1956
Franklin Street ,
Downtown Tampa Map
Description
Hector B Colado, the son of cigar makers and photographer of the historic 1956 photograph, was born and raised in Tampa. He turned 80 in April 2010, is in good health, and still lives here in South Tampa. Apparently, the amateur photographer took this photograph with his new camera and later placed it with a collection of family photographs, where it was recently rediscovered.
This photograph was recently rediscovered by Hector’s family and is unique in that it shows many of the colorful neon signs on Franklin Street, which are typically shown in black and white in the Burgert Brother’s photographs. Many of the neon signs shown in this photograph, which unfortunately have long been removed, were made by the Cinchett Neon Sign Company.
Photo Credits
Historic photograph Hector B Colado
Modern photograph by Bryan Weinstein
Great job Bryan! This is an extraordinary photo, truly one-of-a-kind. We owe a debt of gratitude to Hector Colado and his daughter Yvonne for sharing this 1950s photo. You can see the same buildings on the left, and if you look carefully, the silhouette of the Tampa Theatre blade sign on the right, at the edge of the Diana Super Outlet sign (red).
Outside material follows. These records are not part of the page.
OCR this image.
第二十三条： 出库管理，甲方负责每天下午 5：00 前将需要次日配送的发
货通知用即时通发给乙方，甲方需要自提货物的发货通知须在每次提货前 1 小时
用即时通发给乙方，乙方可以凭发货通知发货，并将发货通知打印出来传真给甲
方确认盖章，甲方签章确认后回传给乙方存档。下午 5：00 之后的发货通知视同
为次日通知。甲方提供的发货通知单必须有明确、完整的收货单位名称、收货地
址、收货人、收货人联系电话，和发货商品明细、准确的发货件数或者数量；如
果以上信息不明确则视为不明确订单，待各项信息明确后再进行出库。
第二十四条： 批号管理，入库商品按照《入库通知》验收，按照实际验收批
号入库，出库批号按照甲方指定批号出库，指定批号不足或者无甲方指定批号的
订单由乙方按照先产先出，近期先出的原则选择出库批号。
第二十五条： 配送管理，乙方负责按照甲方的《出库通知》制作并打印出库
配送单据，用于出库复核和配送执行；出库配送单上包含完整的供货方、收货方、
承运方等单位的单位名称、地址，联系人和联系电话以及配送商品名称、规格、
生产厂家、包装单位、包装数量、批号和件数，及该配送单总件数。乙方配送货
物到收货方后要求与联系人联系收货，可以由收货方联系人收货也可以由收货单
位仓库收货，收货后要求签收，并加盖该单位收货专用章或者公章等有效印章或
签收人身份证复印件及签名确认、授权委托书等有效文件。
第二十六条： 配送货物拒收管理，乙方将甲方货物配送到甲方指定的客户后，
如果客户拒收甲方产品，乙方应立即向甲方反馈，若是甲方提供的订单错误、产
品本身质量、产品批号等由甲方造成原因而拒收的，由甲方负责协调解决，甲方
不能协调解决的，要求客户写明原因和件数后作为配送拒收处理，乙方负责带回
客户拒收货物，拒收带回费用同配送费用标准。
By the way, this is the 600 block of Franklin St., looking north towards Twiggs St. where the Madison Rexall drugstore sits on the corner.
If anyone else has any old personal photographs of street scenes, particularly in color, please let me know. I’d love to re-photograph them!
I must correct my comment, it’s the 500 block of Franklin St. looking towards Twiggs.
hi bryan do u have any photos to compare to in brandon thx
I have a couple of photos of the Brandon area. However, of those photos, only Brandon High School still exists. Please let me know if you happen to have any others of the area. I’d love to try to re-photograph them too!
I remember the building at extreme left being a Nurger King in the 90s along w/ Walgreens in the art deco building at corner which I’m assuming was Rexall. Now unfortunately just vacant unattended buildings
Burger King
[…] the young, educated workers, we would show the following photos (for whole website page see here) and ask, where would rather […]
By the way, Mr. Colados color photos are slides. He used color slide film.
WOW.. one photo after another shows a vibrant, colorful, people filled downtown. It’s so sad!! What happened?? Sprawl… That’s what happened..
It looks so sad and dreary now as to the late 50’s with all the neon brightening the area. Looks like it could fit right in with New York…….now it looks like, its deserted………..
Maybe one day, as more people more back to downtown, Franklin Street will once again become alive with night life.